Case study
Portfolio 2026
Concevoir et construire avec l'IA, ce que ça change et ce que ça coûte
Problème
Apprendre l'outil en s'en servant pour de vrai
Tout le monde parle d'IA dans le design. Peu de gens disent ce qu'elle change concrètement dans une journée de travail, ni où elle échoue.
J'ai construit ce portfolio pour le savoir. Pas en testant des outils à côté, mais en me servant de l'IA sur un projet réel, avec une mise en production à la clé et personne pour rattraper mes erreurs.
Un choix assumé : je me suis forcé à passer par elle sur des tâches que j'aurais faites plus vite à la main, certaines parties de l'interface notamment. J'y ai perdu du temps. C'était le prix pour voir où se situe la limite au lieu de la supposer.
Contraintes
Ne pas construire ce que je ne pourrai pas maintenir
Une règle avant tout le reste : garder la main sur mon code.
Une application dont je ne comprends pas la moitié n'est pas un actif, c'est une dette. Je peux la mettre en ligne, pas la faire évoluer, ni la réparer un an plus tard.
J'ai donc commencé par délimiter le périmètre technique explicitement, avant d'écrire quoi que ce soit. Ce que je maîtrise, ce que je ne maîtrise pas, ce dont je m'interdis de sortir. Ce cadre a servi de contrat pour tout le projet. Sans lui, on dérive vers des solutions qui fonctionnent et qu'on ne comprend plus.
Démarche
Où l'IA sert, où elle coûte
Elle est bonne à quatre endroits. Planifier les phases du projet et tenir un fil sur plusieurs semaines. Déboguer, en particulier les erreurs que je n'aurais pas su nommer. Proposer des options que je n'aurais pas envisagées. Et expliquer, ce qui compte plus que produire quand on cherche à monter en compétence.
Elle coûte à trois endroits.
Les ajustements visuels. Elle est rigoureuse techniquement, mais peu flexible sur un parti pris graphique. Décaler un rythme typographique ou assumer un déséquilibre volontaire demande plus d'allers-retours que de le faire soi-même.
La rédaction. Même avec des instructions longues et précises, le texte produit est faible. Utilisable comme matière première, jamais comme livrable. Un contenu qui fonctionne demande un œil, un cerveau et une intention. Aucun des trois ne se prompte.
Et les hallucinations, régulières, sur des points parfois anodins et parfois structurants.
Démarche
Ce que j'ai refusé
Deux catégories de propositions ont été écartées.

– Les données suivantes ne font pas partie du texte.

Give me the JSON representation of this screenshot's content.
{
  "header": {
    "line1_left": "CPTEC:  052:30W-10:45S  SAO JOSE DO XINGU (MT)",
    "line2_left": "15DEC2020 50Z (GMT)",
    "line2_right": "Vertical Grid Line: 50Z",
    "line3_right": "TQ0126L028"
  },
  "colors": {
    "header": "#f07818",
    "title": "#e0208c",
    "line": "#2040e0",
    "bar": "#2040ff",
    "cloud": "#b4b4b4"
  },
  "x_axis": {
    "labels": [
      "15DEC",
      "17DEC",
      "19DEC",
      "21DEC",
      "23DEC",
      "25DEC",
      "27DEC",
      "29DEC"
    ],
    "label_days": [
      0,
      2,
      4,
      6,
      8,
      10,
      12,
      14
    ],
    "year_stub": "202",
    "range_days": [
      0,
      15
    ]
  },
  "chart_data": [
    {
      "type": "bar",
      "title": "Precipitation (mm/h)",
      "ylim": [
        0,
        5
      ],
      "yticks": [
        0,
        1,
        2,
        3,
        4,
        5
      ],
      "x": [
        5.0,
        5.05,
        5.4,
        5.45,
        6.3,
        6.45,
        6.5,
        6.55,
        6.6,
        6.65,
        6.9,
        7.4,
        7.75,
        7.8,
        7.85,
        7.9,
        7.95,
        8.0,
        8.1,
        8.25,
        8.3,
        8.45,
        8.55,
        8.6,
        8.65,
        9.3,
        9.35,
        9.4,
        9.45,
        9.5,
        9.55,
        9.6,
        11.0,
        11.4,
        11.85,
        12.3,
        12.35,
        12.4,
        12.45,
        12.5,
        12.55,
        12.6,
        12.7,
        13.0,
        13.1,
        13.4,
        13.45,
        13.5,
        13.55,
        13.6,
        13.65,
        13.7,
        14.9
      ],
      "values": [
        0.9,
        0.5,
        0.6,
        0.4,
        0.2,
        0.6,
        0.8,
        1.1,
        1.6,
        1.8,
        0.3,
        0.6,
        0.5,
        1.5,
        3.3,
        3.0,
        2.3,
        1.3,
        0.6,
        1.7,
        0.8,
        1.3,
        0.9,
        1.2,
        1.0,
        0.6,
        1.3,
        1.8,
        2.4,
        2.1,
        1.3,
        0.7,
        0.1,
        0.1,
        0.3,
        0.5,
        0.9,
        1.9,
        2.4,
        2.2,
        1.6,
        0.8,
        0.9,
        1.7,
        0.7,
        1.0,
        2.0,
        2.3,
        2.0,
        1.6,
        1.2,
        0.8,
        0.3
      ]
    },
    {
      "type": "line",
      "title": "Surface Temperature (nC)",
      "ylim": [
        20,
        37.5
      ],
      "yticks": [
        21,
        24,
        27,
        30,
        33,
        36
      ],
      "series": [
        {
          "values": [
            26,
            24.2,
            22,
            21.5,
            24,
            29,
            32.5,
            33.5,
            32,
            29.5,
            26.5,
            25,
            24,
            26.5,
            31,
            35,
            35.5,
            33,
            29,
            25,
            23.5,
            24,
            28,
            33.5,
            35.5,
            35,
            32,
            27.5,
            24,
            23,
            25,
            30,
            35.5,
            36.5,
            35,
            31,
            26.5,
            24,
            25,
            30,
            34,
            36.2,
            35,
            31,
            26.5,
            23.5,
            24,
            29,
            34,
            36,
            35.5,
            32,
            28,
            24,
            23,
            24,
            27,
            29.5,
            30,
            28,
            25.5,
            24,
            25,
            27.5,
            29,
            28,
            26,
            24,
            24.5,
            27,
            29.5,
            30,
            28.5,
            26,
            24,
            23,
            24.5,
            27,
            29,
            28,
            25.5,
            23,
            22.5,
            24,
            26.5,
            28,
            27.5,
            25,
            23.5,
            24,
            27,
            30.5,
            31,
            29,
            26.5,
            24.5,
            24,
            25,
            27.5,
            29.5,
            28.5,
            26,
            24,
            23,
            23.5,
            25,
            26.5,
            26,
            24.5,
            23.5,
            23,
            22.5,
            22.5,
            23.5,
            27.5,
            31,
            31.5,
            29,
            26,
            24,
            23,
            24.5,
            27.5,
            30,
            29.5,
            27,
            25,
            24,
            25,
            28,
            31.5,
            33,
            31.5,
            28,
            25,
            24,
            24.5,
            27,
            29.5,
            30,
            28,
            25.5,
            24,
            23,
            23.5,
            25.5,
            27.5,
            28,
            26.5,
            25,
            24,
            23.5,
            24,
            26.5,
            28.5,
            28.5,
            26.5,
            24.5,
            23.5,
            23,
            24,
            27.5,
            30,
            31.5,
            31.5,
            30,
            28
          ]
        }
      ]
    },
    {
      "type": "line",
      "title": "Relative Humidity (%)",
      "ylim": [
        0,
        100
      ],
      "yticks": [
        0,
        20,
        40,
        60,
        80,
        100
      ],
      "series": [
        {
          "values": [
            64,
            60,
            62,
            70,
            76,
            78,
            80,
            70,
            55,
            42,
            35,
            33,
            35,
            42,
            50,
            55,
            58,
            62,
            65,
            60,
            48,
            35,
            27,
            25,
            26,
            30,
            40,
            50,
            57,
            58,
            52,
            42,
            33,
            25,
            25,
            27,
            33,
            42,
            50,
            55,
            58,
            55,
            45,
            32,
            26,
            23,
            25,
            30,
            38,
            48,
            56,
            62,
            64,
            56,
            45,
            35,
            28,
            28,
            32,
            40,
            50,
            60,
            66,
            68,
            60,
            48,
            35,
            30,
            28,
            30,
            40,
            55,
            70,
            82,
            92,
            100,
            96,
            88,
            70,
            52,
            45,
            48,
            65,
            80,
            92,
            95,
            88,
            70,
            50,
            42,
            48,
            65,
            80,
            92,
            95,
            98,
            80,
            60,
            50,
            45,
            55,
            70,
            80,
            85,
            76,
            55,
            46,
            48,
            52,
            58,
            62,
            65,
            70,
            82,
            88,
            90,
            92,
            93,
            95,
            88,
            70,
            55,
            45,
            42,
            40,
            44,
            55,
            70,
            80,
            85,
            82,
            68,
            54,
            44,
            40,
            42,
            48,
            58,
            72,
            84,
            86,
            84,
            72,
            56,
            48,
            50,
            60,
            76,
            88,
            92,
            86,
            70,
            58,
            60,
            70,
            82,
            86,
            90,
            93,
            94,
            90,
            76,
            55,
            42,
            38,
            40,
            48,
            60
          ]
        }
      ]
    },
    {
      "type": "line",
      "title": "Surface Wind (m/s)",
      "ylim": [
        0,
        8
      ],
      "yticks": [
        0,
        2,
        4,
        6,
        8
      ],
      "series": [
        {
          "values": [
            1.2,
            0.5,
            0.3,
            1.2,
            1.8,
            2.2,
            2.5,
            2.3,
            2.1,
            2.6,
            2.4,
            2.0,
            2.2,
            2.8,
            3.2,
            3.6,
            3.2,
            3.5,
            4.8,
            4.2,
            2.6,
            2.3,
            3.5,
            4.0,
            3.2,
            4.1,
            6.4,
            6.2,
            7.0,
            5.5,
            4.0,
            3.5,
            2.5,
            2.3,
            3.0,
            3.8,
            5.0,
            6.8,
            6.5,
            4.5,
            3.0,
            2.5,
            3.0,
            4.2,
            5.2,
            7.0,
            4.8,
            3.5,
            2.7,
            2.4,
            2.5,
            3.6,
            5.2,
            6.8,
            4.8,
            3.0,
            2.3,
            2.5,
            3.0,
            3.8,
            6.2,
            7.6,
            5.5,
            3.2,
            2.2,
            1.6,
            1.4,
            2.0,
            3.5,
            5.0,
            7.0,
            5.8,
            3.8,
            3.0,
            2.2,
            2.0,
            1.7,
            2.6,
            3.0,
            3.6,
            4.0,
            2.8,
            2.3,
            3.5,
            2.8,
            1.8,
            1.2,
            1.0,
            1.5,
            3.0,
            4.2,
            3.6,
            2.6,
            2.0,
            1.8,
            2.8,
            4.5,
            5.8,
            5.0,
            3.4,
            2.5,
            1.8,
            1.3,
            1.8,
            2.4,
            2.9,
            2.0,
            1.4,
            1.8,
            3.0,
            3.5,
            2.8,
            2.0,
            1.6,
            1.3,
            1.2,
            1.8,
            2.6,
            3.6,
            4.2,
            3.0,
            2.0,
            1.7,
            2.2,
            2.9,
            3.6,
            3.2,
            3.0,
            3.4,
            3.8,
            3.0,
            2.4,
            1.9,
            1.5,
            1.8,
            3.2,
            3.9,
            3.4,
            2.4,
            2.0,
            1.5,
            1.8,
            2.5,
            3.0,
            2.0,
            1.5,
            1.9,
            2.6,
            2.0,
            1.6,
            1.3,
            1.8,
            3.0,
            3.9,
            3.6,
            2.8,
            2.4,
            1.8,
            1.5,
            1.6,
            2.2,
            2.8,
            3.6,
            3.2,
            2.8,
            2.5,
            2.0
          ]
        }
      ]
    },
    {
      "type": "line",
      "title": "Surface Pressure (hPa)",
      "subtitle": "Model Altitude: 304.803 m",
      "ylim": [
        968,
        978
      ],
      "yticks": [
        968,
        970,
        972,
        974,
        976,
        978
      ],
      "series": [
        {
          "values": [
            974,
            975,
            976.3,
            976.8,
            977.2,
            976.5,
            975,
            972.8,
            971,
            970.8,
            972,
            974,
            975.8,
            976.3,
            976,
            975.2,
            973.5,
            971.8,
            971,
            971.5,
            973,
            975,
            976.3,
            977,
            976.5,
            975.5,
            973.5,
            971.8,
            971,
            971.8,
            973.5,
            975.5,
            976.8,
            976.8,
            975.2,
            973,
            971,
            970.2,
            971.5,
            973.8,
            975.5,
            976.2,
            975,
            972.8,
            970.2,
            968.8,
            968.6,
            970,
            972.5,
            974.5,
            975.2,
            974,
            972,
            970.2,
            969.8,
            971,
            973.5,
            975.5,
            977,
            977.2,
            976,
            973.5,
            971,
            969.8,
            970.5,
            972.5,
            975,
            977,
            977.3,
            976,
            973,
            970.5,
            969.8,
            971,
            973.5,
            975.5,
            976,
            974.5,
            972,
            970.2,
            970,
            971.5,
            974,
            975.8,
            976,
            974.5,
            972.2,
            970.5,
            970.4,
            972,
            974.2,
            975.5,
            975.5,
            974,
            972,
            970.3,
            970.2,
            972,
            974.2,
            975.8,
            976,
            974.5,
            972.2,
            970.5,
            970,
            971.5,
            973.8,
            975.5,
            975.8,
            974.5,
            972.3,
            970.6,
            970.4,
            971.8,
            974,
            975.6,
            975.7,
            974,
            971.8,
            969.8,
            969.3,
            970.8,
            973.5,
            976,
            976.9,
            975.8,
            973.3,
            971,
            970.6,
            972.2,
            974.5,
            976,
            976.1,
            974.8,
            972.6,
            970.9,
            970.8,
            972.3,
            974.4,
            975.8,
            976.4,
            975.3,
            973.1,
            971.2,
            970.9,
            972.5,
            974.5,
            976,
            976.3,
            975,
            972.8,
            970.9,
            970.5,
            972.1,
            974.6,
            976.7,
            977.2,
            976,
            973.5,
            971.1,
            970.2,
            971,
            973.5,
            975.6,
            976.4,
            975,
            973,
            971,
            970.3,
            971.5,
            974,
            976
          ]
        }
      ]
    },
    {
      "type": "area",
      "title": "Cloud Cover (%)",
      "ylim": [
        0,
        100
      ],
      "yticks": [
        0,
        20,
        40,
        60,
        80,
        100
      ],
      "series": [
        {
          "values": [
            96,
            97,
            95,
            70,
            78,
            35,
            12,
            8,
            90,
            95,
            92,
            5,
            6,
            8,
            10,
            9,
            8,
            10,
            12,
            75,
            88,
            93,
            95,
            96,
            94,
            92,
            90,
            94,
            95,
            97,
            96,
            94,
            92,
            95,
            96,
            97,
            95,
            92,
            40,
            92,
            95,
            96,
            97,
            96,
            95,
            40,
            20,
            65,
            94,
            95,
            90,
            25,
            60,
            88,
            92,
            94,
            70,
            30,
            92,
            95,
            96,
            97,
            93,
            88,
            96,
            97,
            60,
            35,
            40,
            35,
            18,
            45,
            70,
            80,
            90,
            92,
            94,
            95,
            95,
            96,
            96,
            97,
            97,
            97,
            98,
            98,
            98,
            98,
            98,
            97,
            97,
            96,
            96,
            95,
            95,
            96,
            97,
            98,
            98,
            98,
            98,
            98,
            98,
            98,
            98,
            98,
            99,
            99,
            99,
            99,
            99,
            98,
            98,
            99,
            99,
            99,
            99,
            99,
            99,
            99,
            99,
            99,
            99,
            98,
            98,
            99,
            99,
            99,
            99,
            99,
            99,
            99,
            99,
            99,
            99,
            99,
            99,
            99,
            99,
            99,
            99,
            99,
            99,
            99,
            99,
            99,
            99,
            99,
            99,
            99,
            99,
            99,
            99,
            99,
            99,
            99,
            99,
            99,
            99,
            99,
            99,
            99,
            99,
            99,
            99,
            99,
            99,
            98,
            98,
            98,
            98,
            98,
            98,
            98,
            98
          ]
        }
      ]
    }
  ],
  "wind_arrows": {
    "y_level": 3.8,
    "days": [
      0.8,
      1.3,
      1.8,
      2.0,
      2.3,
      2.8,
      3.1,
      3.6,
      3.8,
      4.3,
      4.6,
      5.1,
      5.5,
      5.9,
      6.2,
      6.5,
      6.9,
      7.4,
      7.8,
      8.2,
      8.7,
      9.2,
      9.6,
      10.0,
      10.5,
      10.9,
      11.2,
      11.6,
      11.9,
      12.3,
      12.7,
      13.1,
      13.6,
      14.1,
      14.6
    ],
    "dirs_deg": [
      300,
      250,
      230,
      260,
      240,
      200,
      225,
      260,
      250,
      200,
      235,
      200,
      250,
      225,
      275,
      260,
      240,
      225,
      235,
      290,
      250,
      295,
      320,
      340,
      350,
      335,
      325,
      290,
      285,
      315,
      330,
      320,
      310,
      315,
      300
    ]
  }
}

Des recommandations présentées comme stratégiques qui étaient en réalité des raccourcis techniques. Une solution plus rapide à écrire, justifiée après coup par un argument de conception. Ce n'est pas un mensonge, c'est un biais : le chemin le plus simple à produire finit par se déguiser en meilleur choix.
Et plusieurs hallucinations, repérées avant la mise en production. C'est le vrai travail. Pas de générer, mais de trier.
Impact
Quatre règles que je n'avais pas avant
Reprendre un carnet. Je pose mes réflexions à la main, hors écran, avant d'ouvrir quoi que ce soit. Penser devant une interface qui répond en trois secondes n'est pas penser.
Interdire la production sans validation. L'IA n'écrit rien avant mon accord. Elle expose ses choix, ses recommandations et leurs raisons. Je décide ensuite.
Exiger la justification systématique. Une proposition sans motif explicite est une proposition qu'on ne peut pas évaluer.
Confronter à une vision opposée. Je demande l'argumentaire inverse de celui qu'elle vient de défendre. Ce qui résiste aux deux mérite d'être construit.
Ces quatre règles ne sont pas des précautions d'usage. Ce sont les conditions pour que le travail reste le mien.
Réflexion
Ce que ça a changé
Je vais plus loin techniquement qu'il y a un an, et plus vite. Ce site en est la preuve : conçu, codé, déployé, maintenu.
Mais l'essentiel est ailleurs. Travailler avec l'IA m'a rendu plus exigeant sur la décision, parce que c'est devenu la seule chose qu'elle ne fait pas à ma place. Produire coûte désormais peu. Choisir coûte autant qu'avant, et c'est là que se joue le métier.
Ce que je referais autrement : documenter mes prompts et mes règles au fil de l'eau plutôt qu'après coup. Une méthode qui reste dans la tête d'une seule personne ne sert qu'elle.